I came into the theater expecting to only like the movie; I came out from a heartfelt experience of which I rarely have been through. Based on Kathryn Stockett’s hit book of the same name, The Help is a genuinely satisfying film. I laughed, I almost cried, I enjoyed every second of it. In this film, aspiring writer Skeeter Phelan (Emma Stone) decides to write a book about the black maids who worked for the white aristocrats. This may seem like a simple thing to do, but this movie, and the book, takes place in early ‘60s Mississippi, during the height of the Jim Crow laws, and just for interviewing black maids you could be arrested.
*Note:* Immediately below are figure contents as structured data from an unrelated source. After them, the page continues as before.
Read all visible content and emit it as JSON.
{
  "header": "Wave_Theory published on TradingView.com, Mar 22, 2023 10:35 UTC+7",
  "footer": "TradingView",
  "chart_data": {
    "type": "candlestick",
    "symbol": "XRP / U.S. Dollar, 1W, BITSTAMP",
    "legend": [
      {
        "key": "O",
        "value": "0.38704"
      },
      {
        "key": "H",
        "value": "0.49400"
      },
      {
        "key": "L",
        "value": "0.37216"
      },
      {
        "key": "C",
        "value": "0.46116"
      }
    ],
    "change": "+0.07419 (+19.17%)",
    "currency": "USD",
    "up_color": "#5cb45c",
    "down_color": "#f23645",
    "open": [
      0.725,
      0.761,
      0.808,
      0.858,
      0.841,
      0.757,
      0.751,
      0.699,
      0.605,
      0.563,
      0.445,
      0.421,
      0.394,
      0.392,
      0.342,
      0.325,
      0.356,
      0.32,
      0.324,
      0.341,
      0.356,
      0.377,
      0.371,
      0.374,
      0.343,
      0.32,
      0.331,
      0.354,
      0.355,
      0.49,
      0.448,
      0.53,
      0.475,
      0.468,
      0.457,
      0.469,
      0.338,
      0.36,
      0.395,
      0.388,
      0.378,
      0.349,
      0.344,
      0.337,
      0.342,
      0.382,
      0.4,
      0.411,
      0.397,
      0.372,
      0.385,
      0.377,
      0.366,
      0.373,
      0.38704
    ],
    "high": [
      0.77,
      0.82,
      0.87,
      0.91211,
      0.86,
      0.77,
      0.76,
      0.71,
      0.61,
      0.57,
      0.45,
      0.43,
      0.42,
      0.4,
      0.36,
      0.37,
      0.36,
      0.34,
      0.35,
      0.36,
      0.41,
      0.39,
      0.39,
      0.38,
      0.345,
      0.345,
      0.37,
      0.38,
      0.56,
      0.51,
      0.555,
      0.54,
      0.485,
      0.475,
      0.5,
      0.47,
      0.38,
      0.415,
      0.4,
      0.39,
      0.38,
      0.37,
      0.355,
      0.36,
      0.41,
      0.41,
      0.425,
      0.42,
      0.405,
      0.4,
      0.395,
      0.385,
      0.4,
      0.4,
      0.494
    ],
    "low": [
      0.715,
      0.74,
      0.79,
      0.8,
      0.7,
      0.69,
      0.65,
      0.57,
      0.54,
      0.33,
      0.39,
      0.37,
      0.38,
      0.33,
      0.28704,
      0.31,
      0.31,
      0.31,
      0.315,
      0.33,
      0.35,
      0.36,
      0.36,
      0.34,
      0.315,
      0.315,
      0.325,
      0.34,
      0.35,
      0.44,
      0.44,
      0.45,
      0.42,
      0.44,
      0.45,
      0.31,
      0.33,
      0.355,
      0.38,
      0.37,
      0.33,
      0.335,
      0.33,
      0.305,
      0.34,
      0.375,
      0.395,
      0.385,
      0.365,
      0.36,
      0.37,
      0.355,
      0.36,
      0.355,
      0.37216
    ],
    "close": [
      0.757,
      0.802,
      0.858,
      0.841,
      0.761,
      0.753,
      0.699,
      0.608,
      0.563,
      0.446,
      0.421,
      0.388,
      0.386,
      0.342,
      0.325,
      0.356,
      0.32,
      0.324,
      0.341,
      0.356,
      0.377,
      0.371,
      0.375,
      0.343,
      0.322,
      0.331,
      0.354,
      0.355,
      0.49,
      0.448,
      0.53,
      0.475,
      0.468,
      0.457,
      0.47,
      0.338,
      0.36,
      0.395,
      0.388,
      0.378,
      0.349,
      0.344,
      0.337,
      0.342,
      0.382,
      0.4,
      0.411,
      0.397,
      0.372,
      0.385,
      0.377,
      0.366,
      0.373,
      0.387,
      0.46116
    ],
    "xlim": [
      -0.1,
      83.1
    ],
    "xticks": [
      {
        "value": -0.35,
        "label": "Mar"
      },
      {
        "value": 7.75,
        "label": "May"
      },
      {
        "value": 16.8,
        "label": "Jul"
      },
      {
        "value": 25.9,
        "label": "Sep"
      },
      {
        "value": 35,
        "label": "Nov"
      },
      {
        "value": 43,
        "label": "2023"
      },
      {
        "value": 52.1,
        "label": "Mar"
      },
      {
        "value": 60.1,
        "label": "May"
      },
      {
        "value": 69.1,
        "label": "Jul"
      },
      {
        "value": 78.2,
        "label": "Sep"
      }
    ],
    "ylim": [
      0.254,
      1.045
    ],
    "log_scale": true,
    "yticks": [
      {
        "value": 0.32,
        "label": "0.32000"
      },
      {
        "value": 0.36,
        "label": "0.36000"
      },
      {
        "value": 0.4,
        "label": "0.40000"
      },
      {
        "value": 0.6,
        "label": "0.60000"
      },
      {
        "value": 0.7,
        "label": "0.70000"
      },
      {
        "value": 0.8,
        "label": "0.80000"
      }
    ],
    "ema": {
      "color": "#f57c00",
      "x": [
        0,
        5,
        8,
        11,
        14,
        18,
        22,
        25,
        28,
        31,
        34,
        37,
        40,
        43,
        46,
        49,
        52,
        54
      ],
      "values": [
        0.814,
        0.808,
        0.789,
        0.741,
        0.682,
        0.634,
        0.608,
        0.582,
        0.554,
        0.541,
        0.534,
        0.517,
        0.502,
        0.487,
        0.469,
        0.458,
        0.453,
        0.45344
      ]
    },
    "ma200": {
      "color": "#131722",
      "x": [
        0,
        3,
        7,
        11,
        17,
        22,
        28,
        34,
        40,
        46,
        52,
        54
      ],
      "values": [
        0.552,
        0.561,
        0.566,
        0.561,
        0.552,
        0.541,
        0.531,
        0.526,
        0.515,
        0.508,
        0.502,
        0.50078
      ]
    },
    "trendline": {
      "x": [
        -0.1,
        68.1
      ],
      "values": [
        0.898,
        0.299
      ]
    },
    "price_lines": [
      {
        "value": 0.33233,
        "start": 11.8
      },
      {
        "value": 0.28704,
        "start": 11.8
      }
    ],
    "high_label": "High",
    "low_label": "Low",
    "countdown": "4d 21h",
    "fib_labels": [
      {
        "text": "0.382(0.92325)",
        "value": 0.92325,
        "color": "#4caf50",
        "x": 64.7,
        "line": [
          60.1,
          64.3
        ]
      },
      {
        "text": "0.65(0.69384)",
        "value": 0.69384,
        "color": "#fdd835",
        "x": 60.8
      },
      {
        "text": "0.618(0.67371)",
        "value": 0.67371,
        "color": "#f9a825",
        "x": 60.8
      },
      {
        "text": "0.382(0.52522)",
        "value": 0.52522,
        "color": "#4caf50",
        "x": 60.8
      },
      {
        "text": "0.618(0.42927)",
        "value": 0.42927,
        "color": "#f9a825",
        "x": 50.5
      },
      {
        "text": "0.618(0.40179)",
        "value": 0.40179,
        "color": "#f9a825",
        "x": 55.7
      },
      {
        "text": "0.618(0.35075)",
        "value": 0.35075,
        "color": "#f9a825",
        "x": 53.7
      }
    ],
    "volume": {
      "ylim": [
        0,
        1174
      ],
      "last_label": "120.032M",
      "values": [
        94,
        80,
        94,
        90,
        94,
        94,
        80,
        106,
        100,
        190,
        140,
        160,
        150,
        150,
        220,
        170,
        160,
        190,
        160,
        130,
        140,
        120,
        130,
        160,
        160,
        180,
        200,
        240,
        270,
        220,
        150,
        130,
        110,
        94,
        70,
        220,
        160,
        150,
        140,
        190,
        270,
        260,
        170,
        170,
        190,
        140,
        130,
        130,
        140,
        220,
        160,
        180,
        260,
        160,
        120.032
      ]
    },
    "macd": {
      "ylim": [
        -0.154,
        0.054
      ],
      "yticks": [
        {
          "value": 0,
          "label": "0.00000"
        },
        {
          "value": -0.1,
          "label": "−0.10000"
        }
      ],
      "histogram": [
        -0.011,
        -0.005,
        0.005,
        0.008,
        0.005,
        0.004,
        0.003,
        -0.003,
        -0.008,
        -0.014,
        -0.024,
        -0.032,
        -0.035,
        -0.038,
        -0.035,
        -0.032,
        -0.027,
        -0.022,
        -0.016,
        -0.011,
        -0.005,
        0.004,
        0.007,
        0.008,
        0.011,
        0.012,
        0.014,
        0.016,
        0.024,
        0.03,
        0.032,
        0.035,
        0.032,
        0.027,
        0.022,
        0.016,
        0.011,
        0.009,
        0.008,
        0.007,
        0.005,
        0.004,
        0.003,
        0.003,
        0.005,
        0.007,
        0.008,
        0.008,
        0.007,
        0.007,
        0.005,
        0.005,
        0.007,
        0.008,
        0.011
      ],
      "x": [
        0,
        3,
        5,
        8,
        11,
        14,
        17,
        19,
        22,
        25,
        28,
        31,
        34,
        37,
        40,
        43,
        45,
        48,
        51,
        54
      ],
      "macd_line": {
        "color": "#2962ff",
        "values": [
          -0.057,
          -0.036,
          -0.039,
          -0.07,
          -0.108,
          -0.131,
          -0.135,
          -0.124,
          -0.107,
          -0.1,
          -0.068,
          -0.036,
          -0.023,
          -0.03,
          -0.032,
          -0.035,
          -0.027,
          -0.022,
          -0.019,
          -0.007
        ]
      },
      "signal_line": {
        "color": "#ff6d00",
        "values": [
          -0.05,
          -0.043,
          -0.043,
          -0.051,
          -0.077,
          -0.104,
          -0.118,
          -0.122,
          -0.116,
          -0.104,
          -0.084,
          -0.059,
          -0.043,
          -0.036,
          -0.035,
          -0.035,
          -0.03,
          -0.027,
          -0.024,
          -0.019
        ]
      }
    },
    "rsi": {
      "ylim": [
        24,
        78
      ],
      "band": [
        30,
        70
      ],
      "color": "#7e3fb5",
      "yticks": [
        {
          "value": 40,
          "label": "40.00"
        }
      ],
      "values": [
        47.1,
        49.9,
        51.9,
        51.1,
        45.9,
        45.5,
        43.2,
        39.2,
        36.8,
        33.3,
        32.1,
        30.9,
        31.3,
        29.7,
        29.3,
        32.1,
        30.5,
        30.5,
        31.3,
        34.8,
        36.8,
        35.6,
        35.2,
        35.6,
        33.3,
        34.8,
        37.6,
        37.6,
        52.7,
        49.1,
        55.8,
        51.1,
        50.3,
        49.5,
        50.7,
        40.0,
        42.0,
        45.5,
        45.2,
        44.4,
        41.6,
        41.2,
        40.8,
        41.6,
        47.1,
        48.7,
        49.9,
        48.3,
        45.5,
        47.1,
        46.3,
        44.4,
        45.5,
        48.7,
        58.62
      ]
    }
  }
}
Just as they were back then, Civil Rights issues are everywhere in this movie. Yet combined with this seriousness is a healthy dose of humor. It is not slightly sarcastic humor like in Angela’s Ashes, but real belly-laughing humor, especially in one scene where we see the results of Skeeter replacing a word on an invitation for a bridge club run by Hilly (Bryce Dallas Howard) Holbrook. Hilly is quite a bully, and I do not use that term lightly. That woman is a stubborn pigheaded racist... Well, I don’t think the word I’m thinking about is appropriate for a local newspaper. Of course, it isn’t the snotty rich white girls who steal the show; it is the brave black maids. The term ‘brave’ I don’t use lightly because, again, this was during the era of segregation, and any high school student would know that in the south Civil Rights activists were killed. The performances of Viola Davis as the motherly maid Aibileen (who also narrates the film), and Octavia Spencer as daring maid Minny, are the high point of the film. Aibileen is also working as a nanny for her master’s toddler girl, resulting in a relationship that moved me tremendously. After being fired by Hilly Hollbrook for using the house bathroom (segregation, again), Minny gets hired by a social outcast, Celia (Jessica Chastian), just after Minny gives a pie to her old master made of... well, if you have read the book, you know what it’s made of. They start a relationship that is also touching, and uplifting, too.
Even though I understand why some people would be offended by this movie, especially with the Southern dialect of the maids (“You is kind, you is smart, you is important.”), all in all, I would call this movie a true crowd pleaser.